2. À la recherche de New Babylon, p. 257.
EXTRAITS
Au nord des Vermilion Cliffs, il n’y avait pas de loups, mais il y avait des Navajos et des mormons. Il n’y avait pas de forêt où les animaux pouvaient se cacher, mais il y avait des roches rouges millénaires en forme de statues. Derrière les aspérités, la menace ne pouvait être qu’humaine.
p. 9
Personne ne pouvait dire avec exactitude où se terminait l’Est et où commençait l’Ouest. Cinquante ans plus tôt, la rivière Mississippi servait de limite séparant la civilisation des terres sauvages, mais il y avait longtemps que cette frontière avait été franchie. Pour le Révérend Aaron, l’Ouest commençait sur le pont de la rivière Sweetwater, où il avait un jour remarqué que les cours d’eau coulaient tous en direction du Pacifique. Pour la plupart des gens à qui Pearl posa la question, l’Est se terminait à Kansas City.
p. 195
Quiconque n’avait jamais assisté à une corrida ne pouvait prétendre savoir ce qu’était la beauté. Avec ses façades aux couleurs vives, ses rues d’une symétrie parfaite et ses arches luxuriantes de plantes exotiques et de fleurs, la cité de Mexico était d’une splendeur à faire pleurer.

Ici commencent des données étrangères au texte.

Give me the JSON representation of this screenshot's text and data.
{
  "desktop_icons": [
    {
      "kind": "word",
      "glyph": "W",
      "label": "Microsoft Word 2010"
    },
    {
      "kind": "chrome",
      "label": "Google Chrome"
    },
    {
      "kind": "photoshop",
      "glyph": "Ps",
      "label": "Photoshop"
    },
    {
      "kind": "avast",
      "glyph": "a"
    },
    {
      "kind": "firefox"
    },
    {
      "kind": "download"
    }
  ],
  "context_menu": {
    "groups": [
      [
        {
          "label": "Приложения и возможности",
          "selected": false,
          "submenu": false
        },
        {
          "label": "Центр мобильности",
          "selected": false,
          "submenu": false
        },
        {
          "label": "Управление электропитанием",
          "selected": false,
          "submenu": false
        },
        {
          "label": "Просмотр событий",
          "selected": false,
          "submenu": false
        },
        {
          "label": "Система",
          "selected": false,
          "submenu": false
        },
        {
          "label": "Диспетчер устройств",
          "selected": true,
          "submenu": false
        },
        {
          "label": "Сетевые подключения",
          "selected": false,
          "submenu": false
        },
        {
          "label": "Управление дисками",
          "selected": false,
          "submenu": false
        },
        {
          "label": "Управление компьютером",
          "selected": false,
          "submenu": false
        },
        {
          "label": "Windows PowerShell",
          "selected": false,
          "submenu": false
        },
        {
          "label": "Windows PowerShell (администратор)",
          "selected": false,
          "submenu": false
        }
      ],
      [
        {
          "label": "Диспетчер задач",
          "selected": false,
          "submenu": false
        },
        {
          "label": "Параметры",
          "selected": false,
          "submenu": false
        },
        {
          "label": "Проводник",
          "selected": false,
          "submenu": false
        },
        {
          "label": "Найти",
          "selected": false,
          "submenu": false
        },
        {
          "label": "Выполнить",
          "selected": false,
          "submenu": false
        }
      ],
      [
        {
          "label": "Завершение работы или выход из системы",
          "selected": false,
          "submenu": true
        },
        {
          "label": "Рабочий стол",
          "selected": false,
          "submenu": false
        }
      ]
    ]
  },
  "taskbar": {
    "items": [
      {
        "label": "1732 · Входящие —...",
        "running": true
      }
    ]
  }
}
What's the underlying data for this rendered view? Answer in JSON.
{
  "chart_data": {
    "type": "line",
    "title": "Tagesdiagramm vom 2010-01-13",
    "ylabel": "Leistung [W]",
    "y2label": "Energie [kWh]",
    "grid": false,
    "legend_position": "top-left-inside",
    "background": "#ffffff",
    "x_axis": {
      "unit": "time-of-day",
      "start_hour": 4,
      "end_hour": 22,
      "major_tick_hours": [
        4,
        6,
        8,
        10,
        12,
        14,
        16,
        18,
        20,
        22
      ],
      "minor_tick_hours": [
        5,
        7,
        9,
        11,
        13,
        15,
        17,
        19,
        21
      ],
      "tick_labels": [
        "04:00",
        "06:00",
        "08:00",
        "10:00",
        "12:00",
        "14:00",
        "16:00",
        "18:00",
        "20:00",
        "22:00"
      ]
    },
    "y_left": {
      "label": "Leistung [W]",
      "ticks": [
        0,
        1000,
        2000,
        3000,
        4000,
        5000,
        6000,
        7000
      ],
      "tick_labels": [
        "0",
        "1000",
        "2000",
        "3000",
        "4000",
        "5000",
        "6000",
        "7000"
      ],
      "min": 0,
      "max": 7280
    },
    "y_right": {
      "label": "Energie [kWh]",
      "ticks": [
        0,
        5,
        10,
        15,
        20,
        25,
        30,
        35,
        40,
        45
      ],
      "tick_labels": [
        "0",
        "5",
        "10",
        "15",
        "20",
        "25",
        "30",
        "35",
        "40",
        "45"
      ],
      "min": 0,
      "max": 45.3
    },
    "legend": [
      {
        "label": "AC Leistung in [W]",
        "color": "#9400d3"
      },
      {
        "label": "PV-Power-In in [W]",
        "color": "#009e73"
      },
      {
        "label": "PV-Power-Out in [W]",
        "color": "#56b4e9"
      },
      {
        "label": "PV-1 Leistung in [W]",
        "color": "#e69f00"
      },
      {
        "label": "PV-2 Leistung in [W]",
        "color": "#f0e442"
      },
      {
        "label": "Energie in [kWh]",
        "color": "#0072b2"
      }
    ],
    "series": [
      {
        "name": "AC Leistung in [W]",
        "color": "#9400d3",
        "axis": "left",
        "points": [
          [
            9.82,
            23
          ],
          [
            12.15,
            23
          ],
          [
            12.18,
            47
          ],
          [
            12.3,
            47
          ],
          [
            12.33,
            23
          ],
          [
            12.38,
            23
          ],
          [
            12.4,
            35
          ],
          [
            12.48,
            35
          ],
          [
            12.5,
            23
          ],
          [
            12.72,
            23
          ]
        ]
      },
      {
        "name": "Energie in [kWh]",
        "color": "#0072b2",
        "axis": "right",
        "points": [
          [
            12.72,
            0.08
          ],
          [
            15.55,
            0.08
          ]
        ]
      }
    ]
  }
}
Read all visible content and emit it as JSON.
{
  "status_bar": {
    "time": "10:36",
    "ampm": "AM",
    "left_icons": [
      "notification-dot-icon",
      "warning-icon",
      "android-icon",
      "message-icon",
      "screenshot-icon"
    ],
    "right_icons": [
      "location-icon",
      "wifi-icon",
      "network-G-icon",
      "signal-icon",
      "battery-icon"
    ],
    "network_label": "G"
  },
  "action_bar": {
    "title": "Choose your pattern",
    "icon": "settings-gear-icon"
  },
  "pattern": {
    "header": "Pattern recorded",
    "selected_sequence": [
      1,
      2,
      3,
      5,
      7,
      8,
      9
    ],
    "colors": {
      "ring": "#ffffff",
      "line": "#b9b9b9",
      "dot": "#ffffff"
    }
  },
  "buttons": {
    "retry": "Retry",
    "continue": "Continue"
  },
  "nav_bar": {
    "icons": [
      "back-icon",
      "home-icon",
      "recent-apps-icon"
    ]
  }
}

Mais cette majesté n’avait aucune valeur, car plus on la regardait, moins on la voyait. La vraie beauté résidait dans ce qui s’apprêtait à disparaître. Ainsi, dans un octogone de sable encore plus aride que les déserts naturels, la mise à mort de l’animal était rejouée chaque dimanche pour les spectateurs qui tentaient de revivre l’émotion de la première fois.